Since Mom had been diagnosed with lupus eleven years ago when I was fourteen, she’d deteriorated quickly. She suffered from crippling joint pain, fatigue, pneumonitis, horrid flare-ups, and fevers, and she’d had a mild stroke two years ago. Her life had become an endless cycle of doctors, specialists, and physical therapy appointments. But the worst thing about her condition was she didn’t take care of herself. She ignored every piece of medical advice. The years of abusing alcohol, mixed with an abundance of strong medications and her excessive lifestyle, were now slowly destroying her organs.

“It’s my life. I’m gonna live it how I want.” That had always been Mom’s motto. But the way she was going, she wouldn’t have one for much longer. And that crushed me. I loved Mom. I’d taken care of her since Dad had taken off with her best friend when I was sixteen.
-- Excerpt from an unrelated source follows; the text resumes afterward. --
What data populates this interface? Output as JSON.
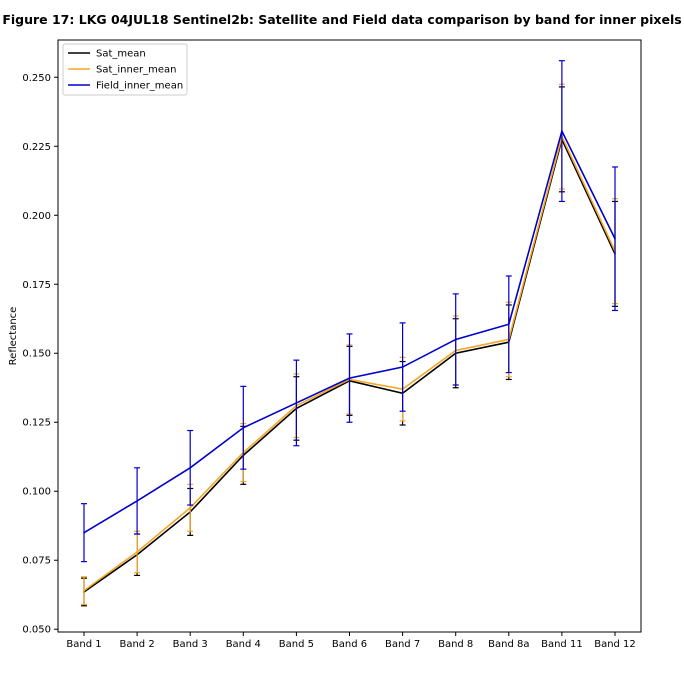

My older brother, Timothy, had never gotten on with either of our parents. He’d left home the second he finished high school to travel around the world and save endangered animals. I was beyond fortunate that I could hire a nurse part-time to help care for Mom, and for a driver to chauffeur Mom everywhere she needed to go. I’d considered quitting my job, the acting role I loved, to look after Mom, but she wouldn’t hear of it. So now I went home to LA as often as I could. Once a month had turned into every two weeks.

Sutton blinked, jerking her chin back. “Why doesn’t she want surgery?”

Exhaustion seeped into my bones. “She thinks there’s nothing wrong with her. That everything will be fine.” But it wasn’t. No matter what I did for her or the treatments and meds she took, she deteriorated. The backs of my eyes stung. “Sutt. I don’t want to lose her.”

“Mads, I’m so sorry. Is there anything I can do to help?”

“Thank you, but no. I’ve got everything under control.” A puff of air shot through my nose. I had to laugh, or I’d cry. “Well, I thought I did until last night.”

“Mads...be honest with me. You’ve given me the reasons why you shouldn’t have married Slip, but why did you?”

My heart shuddered. I took a long sip of my wine to drown the ache. Slip’s gorgeous brown eyes and broad smile that melted my panties flickered behind my eyelids. “He has this enrapturing way of making me believe anything is possible. That everything will be alright.”

Every time I was with Slip I felt like I’d landed in a different universe. To some degree, I did. His world of wild parties and rock music was far removed from my somewhat sedate studio life, filming a popular TV show in Vancouver.

Slip was my escape...from my work, my responsibilities, and my problems. Our hot catchups gave me something to look forward to. We’d become great friends. Loved each other. Had fun. But our moments together never lasted long.

Snippets of time couldn’t become a lifetime.

Now we’d landed in a mess. I’d married him. Being drunk was no excuse, but it was the only one I had.

Sutton topped up her glass of wine. “Isn’t believing anything is possible good?”